O tratamento da rinite alérgica deve ser amplo com orientações sobre as medidas a serem tomadas para evitar as crises, afastando os agentes causadores da alergia, fármacos nas crises, medidas higiênicas e imunoterapia. Não raramente, as pessoas que têm rinite alérgia também sofre que alergias cutâneas (urticárias), bronquites alérgicas e quadros de distúrbios intestinais e enxaquecas.O ponto fundamental no tratamento é afastar o agente causador da alergia, tão longo tenha sido determinado.

Obstrução nasal

A obstrução nasal, decorrente do edema da mucosa e o alívio da obstrução nasal pelo uso de agentes vasoconstritores pode fazer com que eles sejam usados de modo abusivo, ocasionando o agravamento da obstrução por efeito rebote.

Medidas antiinflamatórias

A utilização de medicamentos anti-histamínicos, que bloqueam ação da histamina, ou medicamentos simpaticomiméticos tópicos (spray nasal) ou sistêmicos visam descongestionar o tecido nasal, permitindo um respirar normal.

Terapia imunológica

A imunoterapia, ou seja terapia do sistema imunológico, envolve a injeção (vacinas) de doses mínimas do antígeno lesivos no paciente.

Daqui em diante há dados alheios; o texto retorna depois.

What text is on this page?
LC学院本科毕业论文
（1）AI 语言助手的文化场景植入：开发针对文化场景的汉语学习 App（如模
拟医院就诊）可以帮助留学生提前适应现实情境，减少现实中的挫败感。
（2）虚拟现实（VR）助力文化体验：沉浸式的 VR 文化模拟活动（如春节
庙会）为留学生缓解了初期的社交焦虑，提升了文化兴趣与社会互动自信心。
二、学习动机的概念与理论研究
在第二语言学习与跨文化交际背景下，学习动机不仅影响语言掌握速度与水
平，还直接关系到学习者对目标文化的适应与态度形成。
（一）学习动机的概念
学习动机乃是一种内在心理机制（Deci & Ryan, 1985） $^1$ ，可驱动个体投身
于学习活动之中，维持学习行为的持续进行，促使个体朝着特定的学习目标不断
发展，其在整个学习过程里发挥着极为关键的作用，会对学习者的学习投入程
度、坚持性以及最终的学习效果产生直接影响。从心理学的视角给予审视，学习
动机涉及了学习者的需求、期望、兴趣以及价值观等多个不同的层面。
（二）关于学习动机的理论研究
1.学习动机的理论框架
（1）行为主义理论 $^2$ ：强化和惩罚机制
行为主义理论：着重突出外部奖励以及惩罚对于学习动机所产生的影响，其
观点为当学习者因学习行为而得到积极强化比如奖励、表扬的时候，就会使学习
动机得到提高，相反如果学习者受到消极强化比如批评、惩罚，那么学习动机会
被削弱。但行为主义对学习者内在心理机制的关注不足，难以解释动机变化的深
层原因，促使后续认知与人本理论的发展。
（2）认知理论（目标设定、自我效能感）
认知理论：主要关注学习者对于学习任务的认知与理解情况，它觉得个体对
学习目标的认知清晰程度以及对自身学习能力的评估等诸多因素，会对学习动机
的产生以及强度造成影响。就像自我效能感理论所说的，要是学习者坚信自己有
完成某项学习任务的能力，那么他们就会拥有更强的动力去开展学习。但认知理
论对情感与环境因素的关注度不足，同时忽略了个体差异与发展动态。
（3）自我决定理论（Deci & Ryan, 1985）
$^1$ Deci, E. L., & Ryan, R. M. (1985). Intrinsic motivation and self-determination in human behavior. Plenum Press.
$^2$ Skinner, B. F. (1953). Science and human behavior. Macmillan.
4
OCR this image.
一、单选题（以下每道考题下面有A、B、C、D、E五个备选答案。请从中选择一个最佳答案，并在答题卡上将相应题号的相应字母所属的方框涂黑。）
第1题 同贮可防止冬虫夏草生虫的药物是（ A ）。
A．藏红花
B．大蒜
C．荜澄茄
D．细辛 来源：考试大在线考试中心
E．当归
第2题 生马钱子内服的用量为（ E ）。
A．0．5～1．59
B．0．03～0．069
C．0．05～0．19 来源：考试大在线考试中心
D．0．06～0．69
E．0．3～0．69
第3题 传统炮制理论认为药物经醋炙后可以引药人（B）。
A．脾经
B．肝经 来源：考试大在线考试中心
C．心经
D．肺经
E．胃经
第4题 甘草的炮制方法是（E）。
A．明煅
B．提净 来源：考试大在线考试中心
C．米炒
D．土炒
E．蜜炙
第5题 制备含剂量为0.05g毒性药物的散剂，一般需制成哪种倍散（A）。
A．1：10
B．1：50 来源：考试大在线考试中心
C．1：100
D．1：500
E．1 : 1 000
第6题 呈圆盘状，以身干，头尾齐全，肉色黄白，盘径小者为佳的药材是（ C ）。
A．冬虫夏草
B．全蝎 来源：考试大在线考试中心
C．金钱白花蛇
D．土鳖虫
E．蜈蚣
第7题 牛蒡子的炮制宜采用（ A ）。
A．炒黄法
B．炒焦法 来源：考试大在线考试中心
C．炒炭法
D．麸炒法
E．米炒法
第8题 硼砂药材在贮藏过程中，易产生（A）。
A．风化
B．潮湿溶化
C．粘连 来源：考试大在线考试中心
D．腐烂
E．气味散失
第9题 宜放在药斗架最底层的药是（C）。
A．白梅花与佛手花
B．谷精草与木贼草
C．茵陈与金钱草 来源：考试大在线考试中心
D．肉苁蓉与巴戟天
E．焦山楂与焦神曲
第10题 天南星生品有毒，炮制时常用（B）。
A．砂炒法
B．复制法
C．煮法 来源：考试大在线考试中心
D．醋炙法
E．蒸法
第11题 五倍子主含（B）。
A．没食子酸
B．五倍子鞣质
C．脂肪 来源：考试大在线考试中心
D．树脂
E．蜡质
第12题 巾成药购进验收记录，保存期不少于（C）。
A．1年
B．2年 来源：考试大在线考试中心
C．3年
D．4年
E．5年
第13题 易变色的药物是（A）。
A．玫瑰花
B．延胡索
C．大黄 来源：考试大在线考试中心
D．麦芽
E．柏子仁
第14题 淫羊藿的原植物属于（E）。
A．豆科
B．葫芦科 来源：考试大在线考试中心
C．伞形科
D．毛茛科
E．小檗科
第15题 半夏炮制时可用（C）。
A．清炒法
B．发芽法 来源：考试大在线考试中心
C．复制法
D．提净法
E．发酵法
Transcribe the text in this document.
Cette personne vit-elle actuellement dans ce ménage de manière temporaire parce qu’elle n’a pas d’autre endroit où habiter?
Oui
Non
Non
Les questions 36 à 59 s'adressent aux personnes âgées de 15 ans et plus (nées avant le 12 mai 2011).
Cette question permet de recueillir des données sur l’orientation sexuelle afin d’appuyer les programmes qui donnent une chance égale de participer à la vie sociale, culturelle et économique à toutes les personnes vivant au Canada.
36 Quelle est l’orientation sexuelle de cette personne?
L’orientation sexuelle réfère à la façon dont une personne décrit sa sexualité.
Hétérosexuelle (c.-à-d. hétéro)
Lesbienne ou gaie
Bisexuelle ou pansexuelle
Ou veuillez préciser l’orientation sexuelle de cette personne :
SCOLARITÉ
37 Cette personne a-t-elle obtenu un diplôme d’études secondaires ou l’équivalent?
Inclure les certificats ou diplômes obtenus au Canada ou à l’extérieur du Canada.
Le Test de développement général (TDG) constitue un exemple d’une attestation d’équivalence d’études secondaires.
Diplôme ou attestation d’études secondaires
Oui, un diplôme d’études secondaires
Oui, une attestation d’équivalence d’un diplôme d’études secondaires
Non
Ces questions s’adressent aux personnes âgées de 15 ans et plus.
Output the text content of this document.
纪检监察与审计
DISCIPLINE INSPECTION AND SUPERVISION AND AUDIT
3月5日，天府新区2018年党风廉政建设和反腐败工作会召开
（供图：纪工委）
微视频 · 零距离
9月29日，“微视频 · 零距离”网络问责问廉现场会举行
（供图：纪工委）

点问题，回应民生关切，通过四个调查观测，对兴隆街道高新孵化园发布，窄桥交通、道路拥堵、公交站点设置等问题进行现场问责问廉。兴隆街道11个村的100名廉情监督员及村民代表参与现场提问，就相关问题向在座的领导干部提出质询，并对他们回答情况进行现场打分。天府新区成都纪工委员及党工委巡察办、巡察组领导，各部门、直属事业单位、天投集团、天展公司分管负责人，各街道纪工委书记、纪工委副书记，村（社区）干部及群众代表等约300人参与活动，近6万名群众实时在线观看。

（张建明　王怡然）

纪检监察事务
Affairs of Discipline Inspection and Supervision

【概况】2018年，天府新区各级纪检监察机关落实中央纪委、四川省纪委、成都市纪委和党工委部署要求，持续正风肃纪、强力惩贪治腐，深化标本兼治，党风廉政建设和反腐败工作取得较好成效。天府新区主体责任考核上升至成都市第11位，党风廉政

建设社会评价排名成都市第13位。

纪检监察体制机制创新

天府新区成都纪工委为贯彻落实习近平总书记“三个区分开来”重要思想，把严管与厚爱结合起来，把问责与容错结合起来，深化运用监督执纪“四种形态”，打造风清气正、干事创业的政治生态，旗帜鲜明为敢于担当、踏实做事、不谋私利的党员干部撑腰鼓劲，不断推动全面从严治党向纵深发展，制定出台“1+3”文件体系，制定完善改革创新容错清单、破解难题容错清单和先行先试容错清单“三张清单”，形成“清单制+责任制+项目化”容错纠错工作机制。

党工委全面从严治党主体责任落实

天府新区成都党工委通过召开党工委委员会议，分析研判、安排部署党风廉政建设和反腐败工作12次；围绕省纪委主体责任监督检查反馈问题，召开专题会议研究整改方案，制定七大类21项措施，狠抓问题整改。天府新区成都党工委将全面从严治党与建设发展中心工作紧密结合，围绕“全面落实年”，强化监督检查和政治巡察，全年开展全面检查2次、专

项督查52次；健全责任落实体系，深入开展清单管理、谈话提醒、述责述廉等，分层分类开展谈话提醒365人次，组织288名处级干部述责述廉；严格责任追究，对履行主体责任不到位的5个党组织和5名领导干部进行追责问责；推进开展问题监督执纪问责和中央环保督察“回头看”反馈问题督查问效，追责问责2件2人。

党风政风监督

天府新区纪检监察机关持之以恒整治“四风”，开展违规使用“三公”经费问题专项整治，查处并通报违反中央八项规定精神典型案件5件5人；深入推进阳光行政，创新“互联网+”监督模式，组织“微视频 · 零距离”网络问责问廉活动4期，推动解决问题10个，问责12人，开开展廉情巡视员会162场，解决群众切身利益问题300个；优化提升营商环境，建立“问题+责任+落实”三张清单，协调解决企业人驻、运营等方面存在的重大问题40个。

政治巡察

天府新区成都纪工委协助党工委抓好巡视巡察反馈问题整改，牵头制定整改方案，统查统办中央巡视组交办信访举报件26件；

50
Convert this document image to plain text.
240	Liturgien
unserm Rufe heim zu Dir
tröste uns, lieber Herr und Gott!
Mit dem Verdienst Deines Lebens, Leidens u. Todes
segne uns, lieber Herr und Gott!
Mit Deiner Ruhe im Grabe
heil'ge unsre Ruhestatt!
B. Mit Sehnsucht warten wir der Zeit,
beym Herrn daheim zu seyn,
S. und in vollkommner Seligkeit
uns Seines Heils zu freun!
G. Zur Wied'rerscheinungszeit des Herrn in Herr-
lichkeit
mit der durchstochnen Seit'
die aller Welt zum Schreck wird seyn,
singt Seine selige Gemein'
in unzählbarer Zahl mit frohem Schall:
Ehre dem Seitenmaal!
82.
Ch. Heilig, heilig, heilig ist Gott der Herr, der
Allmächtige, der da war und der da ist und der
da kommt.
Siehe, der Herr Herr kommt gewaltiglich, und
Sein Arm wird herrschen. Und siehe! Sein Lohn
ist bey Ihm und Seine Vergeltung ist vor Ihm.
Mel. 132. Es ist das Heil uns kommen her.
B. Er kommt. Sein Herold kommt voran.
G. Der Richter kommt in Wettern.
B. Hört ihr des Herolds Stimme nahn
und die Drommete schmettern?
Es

Essa terapia visa reduzir os níveis séricos de Imunoglobulina E – IgE, e aumentar os anticorpos IgG (imunoglobulina G) que atuarão como anticorpos bloqueadores, diminuindo a sensibilidade das células (eosinófilos e mastócitos) liberadoras de histaminas e diminuindo a responsividade  dos linfócitos. O uso de corticoterapia está indicado para diminuir a intensidade do processo inflamatório.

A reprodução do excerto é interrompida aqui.